There was considerable outrage at the time when news broke last year that the Laois hurlers would be excluded from the Leinster championship in 2018 in favour of a new Tier 2 competition.
While Laois have struggled to make an impact in Leinster, they’ve pushed some of the big names close over the years and have had occasional memorable moments – like the win over Offaly under Cheddar Plunkett a couple of years ago and close scrapes against Kilkenny, Galway and Offaly in the last 20 years.
But this year they’ve been left out of the loop and instead will play in a new competition, named after the former Galway great and President of the GAA, Joe McDonagh.
Their opponents will be their peers from the lower reaches of the game – Westmeath, Antrim, Kerry, Carlow and Meath.
They play all of those teams – five games in six weeks – beginning with Westmeath at home this Saturday against Saturday. They then face a tough spell of having to play Kerry away on Sunday week, May 13, and then head to Antrim the following Saturday, May 19.
Should Laois finish as one of the top two teams, they’ll reach the inaugural final of this competition in Croke Park and then have a shot at one of the bigger guns in the All Ireland series.
Laois manager Eamonn Kelly is excited about the challenge.
“We are really looking forward to it,” he said last week at a press evening ahead of the championship.

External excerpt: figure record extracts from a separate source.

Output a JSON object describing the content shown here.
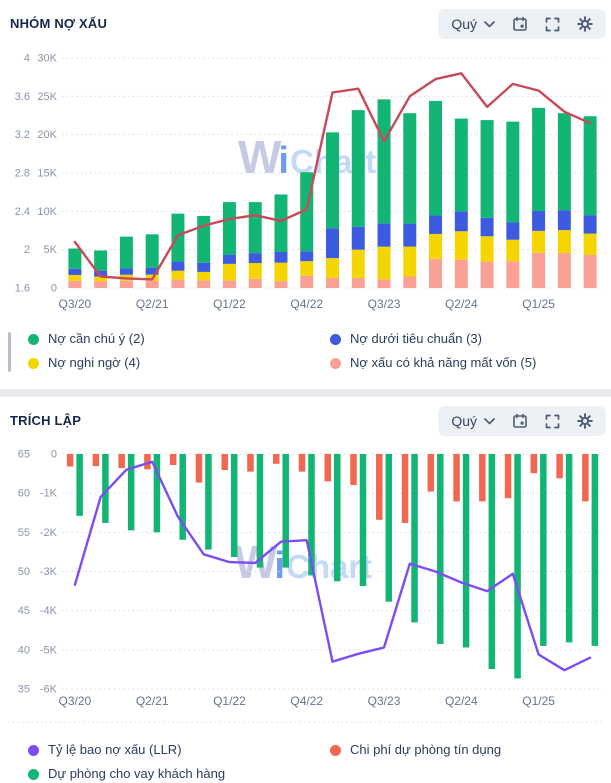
{
  "watermark": {
    "w": "W",
    "i": "i",
    "chart": "Chart"
  },
  "colors": {
    "green": "#12b573",
    "blue": "#3d5be0",
    "yellow": "#f5d500",
    "salmon": "#f9a195",
    "red_line": "#c84a5a",
    "orange_bar": "#f2674f",
    "purple_line": "#7b4df2",
    "grid": "#d6dae1",
    "axis_text": "#8a94a8",
    "x_text": "#67748e"
  },
  "charts": [
    {
      "title": "NHÓM NỢ XẤU",
      "controls": {
        "period_label": "Quý",
        "icons": [
          "chevron-down-icon",
          "calendar-icon",
          "fullscreen-icon",
          "gear-icon"
        ]
      },
      "legend": [
        {
          "label": "Nợ cần chú ý (2)",
          "color": "#12b573"
        },
        {
          "label": "Nợ dưới tiêu chuẩn (3)",
          "color": "#3d5be0"
        },
        {
          "label": "Nợ nghi ngờ (4)",
          "color": "#f5d500"
        },
        {
          "label": "Nợ xấu có khả năng mất vốn (5)",
          "color": "#f9a195"
        }
      ]
    },
    {
      "title": "TRÍCH LẬP",
      "controls": {
        "period_label": "Quý",
        "icons": [
          "chevron-down-icon",
          "calendar-icon",
          "fullscreen-icon",
          "gear-icon"
        ]
      },
      "legend": [
        {
          "label": "Tỷ lệ bao nợ xấu (LLR)",
          "color": "#7b4df2"
        },
        {
          "label": "Chi phí dự phòng tín dụng",
          "color": "#f2674f"
        },
        {
          "label": "Dự phòng cho vay khách hàng",
          "color": "#12b573"
        }
      ]
    }
  ],
  "chart_data": [
    {
      "type": "bar",
      "stacked": true,
      "title": "NHÓM NỢ XẤU",
      "categories": [
        "Q3/20",
        "Q4/20",
        "Q1/21",
        "Q2/21",
        "Q3/21",
        "Q4/21",
        "Q1/22",
        "Q2/22",
        "Q3/22",
        "Q4/22",
        "Q1/23",
        "Q2/23",
        "Q3/23",
        "Q4/23",
        "Q1/24",
        "Q2/24",
        "Q3/24",
        "Q4/24",
        "Q1/25",
        "Q2/25",
        "Q3/25"
      ],
      "x_tick_labels": [
        "Q3/20",
        "Q2/21",
        "Q1/22",
        "Q4/22",
        "Q3/23",
        "Q2/24",
        "Q1/25"
      ],
      "x_tick_indices": [
        0,
        3,
        6,
        9,
        12,
        15,
        18
      ],
      "series": [
        {
          "name": "Nợ xấu có khả năng mất vốn (5)",
          "color": "#f9a195",
          "values": [
            950,
            850,
            950,
            950,
            1100,
            1000,
            1000,
            1200,
            900,
            1600,
            1300,
            1300,
            1100,
            1500,
            3800,
            3700,
            3450,
            3500,
            4600,
            4550,
            4300
          ]
        },
        {
          "name": "Nợ nghi ngờ (4)",
          "color": "#f5d500",
          "values": [
            750,
            650,
            780,
            800,
            1150,
            1100,
            2150,
            2050,
            2400,
            1900,
            2600,
            3700,
            4300,
            3900,
            3250,
            3700,
            3300,
            2800,
            2850,
            3000,
            2800
          ]
        },
        {
          "name": "Nợ dưới tiêu chuẩn (3)",
          "color": "#3d5be0",
          "values": [
            800,
            750,
            820,
            900,
            1200,
            1200,
            1200,
            1300,
            1400,
            1300,
            3900,
            3000,
            3000,
            3000,
            2400,
            2600,
            2400,
            2250,
            2600,
            2600,
            2400
          ]
        },
        {
          "name": "Nợ cần chú ý (2)",
          "color": "#12b573",
          "values": [
            2650,
            2650,
            4150,
            4350,
            6250,
            6100,
            6850,
            6650,
            7500,
            10300,
            12500,
            15200,
            16200,
            14400,
            14950,
            12100,
            12750,
            13150,
            13450,
            12650,
            12900
          ]
        }
      ],
      "line_series": {
        "name": "Tỷ lệ nợ xấu (%)",
        "color": "#c84a5a",
        "axis": "pct",
        "values": [
          2.08,
          1.72,
          1.7,
          1.69,
          2.15,
          2.25,
          2.32,
          2.36,
          2.3,
          2.42,
          3.64,
          3.68,
          3.13,
          3.6,
          3.78,
          3.84,
          3.49,
          3.73,
          3.66,
          3.44,
          3.32
        ]
      },
      "pct_axis": {
        "ticks": [
          "4",
          "3.6",
          "3.2",
          "2.8",
          "2.4",
          "2",
          "1.6"
        ],
        "range": [
          1.6,
          4
        ]
      },
      "value_axis": {
        "ticks": [
          "30K",
          "25K",
          "20K",
          "15K",
          "10K",
          "5K",
          "0"
        ],
        "range": [
          0,
          30000
        ]
      },
      "grid": true,
      "legend_position": "bottom"
    },
    {
      "type": "bar",
      "stacked": false,
      "title": "TRÍCH LẬP",
      "categories": [
        "Q3/20",
        "Q4/20",
        "Q1/21",
        "Q2/21",
        "Q3/21",
        "Q4/21",
        "Q1/22",
        "Q2/22",
        "Q3/22",
        "Q4/22",
        "Q1/23",
        "Q2/23",
        "Q3/23",
        "Q4/23",
        "Q1/24",
        "Q2/24",
        "Q3/24",
        "Q4/24",
        "Q1/25",
        "Q2/25",
        "Q3/25"
      ],
      "x_tick_labels": [
        "Q3/20",
        "Q2/21",
        "Q1/22",
        "Q4/22",
        "Q3/23",
        "Q2/24",
        "Q1/25"
      ],
      "x_tick_indices": [
        0,
        3,
        6,
        9,
        12,
        15,
        18
      ],
      "series": [
        {
          "name": "Chi phí dự phòng tín dụng",
          "color": "#f2674f",
          "values": [
            -320,
            -310,
            -360,
            -390,
            -280,
            -730,
            -410,
            -450,
            -250,
            -450,
            -700,
            -790,
            -1680,
            -1760,
            -960,
            -1210,
            -1210,
            -1130,
            -490,
            -620,
            -1210
          ]
        },
        {
          "name": "Dự phòng cho vay khách hàng",
          "color": "#12b573",
          "values": [
            -1580,
            -1760,
            -1950,
            -2000,
            -2190,
            -2440,
            -2630,
            -2900,
            -2900,
            -3100,
            -3250,
            -3370,
            -3770,
            -4300,
            -4850,
            -4940,
            -5490,
            -5730,
            -4900,
            -4810,
            -4900
          ]
        }
      ],
      "line_series": {
        "name": "Tỷ lệ bao nợ xấu (LLR, %)",
        "color": "#7b4df2",
        "axis": "pct",
        "values": [
          48.3,
          59.5,
          63,
          64,
          57,
          52.2,
          51.2,
          51.1,
          53.8,
          54,
          38.5,
          39.5,
          40.3,
          51,
          50,
          48.6,
          47.5,
          49.7,
          39.4,
          37.4,
          39
        ]
      },
      "pct_axis": {
        "ticks": [
          "65",
          "60",
          "55",
          "50",
          "45",
          "40",
          "35"
        ],
        "range": [
          35,
          65
        ]
      },
      "value_axis": {
        "ticks": [
          "0",
          "-1K",
          "-2K",
          "-3K",
          "-4K",
          "-5K",
          "-6K"
        ],
        "range": [
          -6000,
          0
        ]
      },
      "grid": true,
      "legend_position": "bottom"
    }
  ]
}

“We can’t drive the car through the rear-view mirror, you can only look at what is ahead of us. The Joe McDonagh Cup. We’re in a competition where, if we’re good enough, if we hurl to our potential, we have a chance of getting to play on the big stage, and that is all it is, is a chance. It’s up to us the make the best of that opportunity.
“A lot of lads are putting in a huge effort, doing as much as any other top tier county, in terms of preparation and effort, and they might never have got to play in Croke Park.
“Now is the opportunity, for the likes of Roddy (captain Ross King) it probably would be a dream come true to walk up the steps of the Hogan Stand to receive a bit of silverware in front of a decent crowd.
“They are the stages you want play on, and the winner of that gets into the Leinster championship next year and the two that contest the final get to play in an All-Ire;and preliminary quarter-final. There’s an awful lot to play for.”
Kelly says that there are no easy games ahead, and that slip ups will be punished.
“They’re all big games, because when you look at the teams in the Joe McDonagh Cup, any two I believe could be in the final. Like Westmeath, Carlow turned them over (in the Division 2A final0, you’ve Antrim, Kerry, Meath, any of the six could end up in the final.
“I think there will be an awful lot of those teams beating each other.”
And Kelly reckons too, that it’ll be important that his players remain injury free throughout the campaign – as the squad depth will be tested.
The one bit of a gap is when the U-21 championship is on, so it will be thick and fast. The biggest thing for us is, the lads have put in a massive effort this year coming in early in terms of preparation, and we didn’t compromise that, we kept the full month of October and November doing conditioning work, because last year from our first game in the championship to the last game against Dublin, we were down eight players.
“If that happens us again we won’t be in a position to get to Croke Park, so it’s all about trying to mind ourselves going week on week.”
Laois’s first game is against Westmeath this Saturday at 3pm in O’Moore Park.